Some websites use a selection tool with country flags to indicate available languages:
However, because a country flag is not necessarily an indicator of language (take Canada, for example), newer strategies are providing user-friendlier solutions.
Tesla solves this problem by presenting flags plus a separate language selector for Canada:
Another option is the use of a language selection button. This example below from USA.gov shows a simple button plainly presented in the top banner for easy switching from English to Spanish.
In the case of presenting many languages, this might not be as effective. A good idea in that case would be a language selector drop-down tool like this one:
An even simpler and more straight-forward approach is to allow your website visitors to type their preferred language into a text field:
Facebook offers a language preference selection tool in its footer, which is another good option:
In order to begin to determine whether to translate your website and Privacy Policy into multiple languages, start with Google Analytics.

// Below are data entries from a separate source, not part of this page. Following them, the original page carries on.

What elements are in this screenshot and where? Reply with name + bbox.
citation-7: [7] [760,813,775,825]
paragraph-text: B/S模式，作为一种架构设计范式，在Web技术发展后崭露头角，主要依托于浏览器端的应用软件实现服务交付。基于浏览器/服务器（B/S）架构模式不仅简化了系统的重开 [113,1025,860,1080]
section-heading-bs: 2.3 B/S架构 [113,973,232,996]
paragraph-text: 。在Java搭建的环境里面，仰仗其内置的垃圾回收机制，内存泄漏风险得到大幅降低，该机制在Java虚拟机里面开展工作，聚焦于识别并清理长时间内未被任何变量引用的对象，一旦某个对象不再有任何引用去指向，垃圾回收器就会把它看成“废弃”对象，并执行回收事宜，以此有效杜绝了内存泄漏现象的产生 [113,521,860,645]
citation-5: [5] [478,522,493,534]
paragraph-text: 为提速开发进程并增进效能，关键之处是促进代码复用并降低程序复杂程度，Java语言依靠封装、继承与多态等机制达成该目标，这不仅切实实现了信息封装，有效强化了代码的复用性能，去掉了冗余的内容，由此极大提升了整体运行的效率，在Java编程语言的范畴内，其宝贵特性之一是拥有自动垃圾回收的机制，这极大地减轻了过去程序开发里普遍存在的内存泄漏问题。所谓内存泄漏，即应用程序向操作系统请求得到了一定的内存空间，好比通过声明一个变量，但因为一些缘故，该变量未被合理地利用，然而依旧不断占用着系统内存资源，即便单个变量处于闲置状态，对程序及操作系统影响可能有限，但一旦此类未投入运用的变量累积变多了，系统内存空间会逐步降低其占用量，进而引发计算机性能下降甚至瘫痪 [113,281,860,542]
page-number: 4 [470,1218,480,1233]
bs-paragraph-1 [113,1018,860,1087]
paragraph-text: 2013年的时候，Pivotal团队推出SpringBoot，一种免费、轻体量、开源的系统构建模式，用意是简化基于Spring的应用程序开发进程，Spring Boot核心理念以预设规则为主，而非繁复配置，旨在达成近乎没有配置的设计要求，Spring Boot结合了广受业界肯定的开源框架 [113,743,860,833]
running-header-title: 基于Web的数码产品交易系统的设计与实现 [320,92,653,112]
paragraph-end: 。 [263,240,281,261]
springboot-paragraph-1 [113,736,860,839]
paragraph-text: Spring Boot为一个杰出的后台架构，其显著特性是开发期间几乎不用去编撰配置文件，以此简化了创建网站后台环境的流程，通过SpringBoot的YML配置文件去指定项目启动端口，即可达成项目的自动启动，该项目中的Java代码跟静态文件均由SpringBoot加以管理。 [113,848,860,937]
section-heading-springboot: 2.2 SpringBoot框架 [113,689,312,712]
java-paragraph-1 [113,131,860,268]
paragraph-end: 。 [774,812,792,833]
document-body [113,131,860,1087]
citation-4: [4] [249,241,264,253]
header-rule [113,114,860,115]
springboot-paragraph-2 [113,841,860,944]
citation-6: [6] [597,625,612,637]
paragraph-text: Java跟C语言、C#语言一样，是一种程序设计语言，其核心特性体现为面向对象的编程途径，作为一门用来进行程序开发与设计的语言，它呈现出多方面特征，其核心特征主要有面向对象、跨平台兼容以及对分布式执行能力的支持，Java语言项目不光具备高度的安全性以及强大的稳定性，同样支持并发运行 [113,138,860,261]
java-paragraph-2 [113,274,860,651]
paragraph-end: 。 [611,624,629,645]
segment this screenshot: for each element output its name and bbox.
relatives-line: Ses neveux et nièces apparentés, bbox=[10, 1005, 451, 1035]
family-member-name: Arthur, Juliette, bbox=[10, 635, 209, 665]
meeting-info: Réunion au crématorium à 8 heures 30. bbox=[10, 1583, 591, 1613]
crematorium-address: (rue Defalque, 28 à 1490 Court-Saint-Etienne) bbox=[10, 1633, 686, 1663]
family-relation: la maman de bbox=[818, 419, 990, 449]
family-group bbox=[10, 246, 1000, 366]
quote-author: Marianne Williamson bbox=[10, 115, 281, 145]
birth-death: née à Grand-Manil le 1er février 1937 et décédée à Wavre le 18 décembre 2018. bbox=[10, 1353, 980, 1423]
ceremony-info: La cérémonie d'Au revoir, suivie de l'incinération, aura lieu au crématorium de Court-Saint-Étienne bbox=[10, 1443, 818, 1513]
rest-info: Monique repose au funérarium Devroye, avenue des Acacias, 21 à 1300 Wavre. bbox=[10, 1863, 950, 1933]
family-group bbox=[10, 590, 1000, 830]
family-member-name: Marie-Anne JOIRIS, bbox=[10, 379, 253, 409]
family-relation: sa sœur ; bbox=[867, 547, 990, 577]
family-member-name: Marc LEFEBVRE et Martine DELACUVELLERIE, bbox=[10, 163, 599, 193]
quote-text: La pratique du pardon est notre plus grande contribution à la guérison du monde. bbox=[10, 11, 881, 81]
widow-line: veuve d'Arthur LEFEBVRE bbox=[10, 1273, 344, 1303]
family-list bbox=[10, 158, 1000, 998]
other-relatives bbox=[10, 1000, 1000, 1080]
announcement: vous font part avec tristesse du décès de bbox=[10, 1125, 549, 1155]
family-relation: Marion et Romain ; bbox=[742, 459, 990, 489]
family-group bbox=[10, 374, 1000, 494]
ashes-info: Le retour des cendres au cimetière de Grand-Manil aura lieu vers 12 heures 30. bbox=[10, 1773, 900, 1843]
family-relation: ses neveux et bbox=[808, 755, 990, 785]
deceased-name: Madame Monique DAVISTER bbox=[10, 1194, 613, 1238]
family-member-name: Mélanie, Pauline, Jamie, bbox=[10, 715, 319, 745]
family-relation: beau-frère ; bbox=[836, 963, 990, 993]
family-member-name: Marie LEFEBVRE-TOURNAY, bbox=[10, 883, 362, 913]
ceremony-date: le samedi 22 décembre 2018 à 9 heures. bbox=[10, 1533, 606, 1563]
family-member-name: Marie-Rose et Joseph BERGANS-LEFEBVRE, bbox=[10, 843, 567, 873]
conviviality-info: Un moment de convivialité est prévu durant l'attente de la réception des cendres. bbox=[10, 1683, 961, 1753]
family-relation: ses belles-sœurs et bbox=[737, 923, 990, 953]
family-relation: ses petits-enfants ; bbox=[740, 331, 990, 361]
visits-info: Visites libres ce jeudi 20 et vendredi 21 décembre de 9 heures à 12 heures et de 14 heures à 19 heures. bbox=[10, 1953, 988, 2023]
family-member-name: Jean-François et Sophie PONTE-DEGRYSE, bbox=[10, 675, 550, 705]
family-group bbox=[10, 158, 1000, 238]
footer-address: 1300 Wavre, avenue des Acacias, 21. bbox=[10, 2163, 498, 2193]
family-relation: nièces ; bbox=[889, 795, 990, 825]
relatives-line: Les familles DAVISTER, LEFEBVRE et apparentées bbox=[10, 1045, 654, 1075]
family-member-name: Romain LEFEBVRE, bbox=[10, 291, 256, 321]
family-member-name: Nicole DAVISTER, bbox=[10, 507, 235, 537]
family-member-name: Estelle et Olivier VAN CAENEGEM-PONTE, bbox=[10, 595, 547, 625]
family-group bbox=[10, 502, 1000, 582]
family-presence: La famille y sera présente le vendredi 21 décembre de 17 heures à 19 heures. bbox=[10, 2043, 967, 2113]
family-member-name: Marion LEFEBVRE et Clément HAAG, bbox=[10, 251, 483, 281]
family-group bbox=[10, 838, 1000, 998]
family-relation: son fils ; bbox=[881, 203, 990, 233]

Google Analytics helps you track a host of helpful information about your website visitors, including their location and language preferences. Once you know where the majority of your users are located you can decide which versions of your Privacy Policy you should make available.
If you aren't already using Google Analytics, here is a handy guide for getting started.
One of the primary goals of nearly every privacy law around the world is to improve consumer understanding of their privacy rights. Specifically, websites need to post an easy to find and easy to understand Privacy Policy.
If you attract visitors of multiple languages or from multiple countries, you should give very special consideration to offering your Privacy Policy in multiple languages. Doing this will help you limit your liability and meet legal requirements.